Over in South Korea at the Olympics, figure skating couple Chris Knierim and Alexa Scimeca Knierim found out about the deaths of their compatriots back home right before representing the U.S. in a free-skate performance on international TV.
A television sits inside the warm-up room here at the Gangneung Ice Arena, where the skaters stretch and prepare just before taking the ice. For reasons that aren’t clear, on Thursday morning, it was tuned to CNN International.
That’s how, moments before the biggest skate of their life, Chris Knierim and Alexa Simeca-Knierim [sic] saw the news that 17 people had been killed in a school shooting in Parkland, Florida.
The Knierims gasped at the stunning footage inside the high school. They choked up and then tried to perform their free skate here, the culmination of an Olympics that saw them win bronze in the team event.
While the Knierims’ skate wasn’t exactly a disappointment, because the couple has already exceeded expectations in Pyeongchang, something felt off. In the post-skate interview, the deaths were all that were on Alexa’s mind.
“We wanted to skate for the 17 children that died in the Florida shooting. And today was much more than about us,” Scimeca Knierim said.

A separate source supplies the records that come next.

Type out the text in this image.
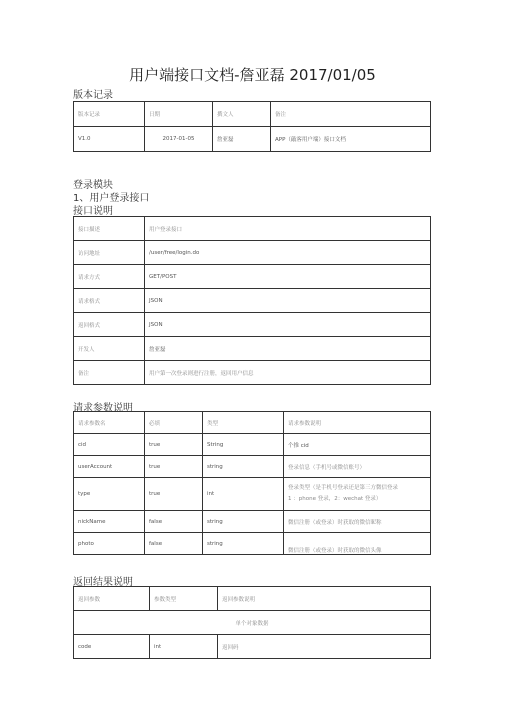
用户端接口文档-詹亚磊 2017/01/05
版本记录
版本记录	日期	撰文人	备注
V1.0	2017-01-05	詹亚磊	APP（敲客用户端）接口文档
登录模块
1、用户登录接口
接口说明
接口描述	用户登录接口
访问地址	/user/free/login.do
请求方式	GET/POST
请求格式	JSON
返回格式	JSON
开发人	詹亚磊
备注	用户第一次登录则进行注册，返回用户信息
请求参数说明
请求参数名	必填	类型	请求参数说明
cid	true	String	个推 cid
userAccount	true	string	登录信息（手机号或微信账号）
type	true	int	登录类型（是手机号登录还是第三方微信登录
1 ：phone 登录，2：wechat 登录）

nickName	false	string	微信注册（或登录）时获取的微信昵称
photo	false	string	微信注册（或登录）时获取的微信头像
返回结果说明
返回参数	参数类型	返回参数说明
单个对象数据		
code	int	返回码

“I was not focused on it while we were skating, but now that we are done, after we’ve skated, there’s an emotional hurt. I am overwhelmed,” she said.
It feels almost too obvious and redundant to go through all the different ways that this is so fucked up—from the ease of access to guns in the U.S. all the way to the fact that mass murder is now so normalized that everyone is simply expected to absorb the news and keep going through their days—but apparently it’s not obvious enough yet.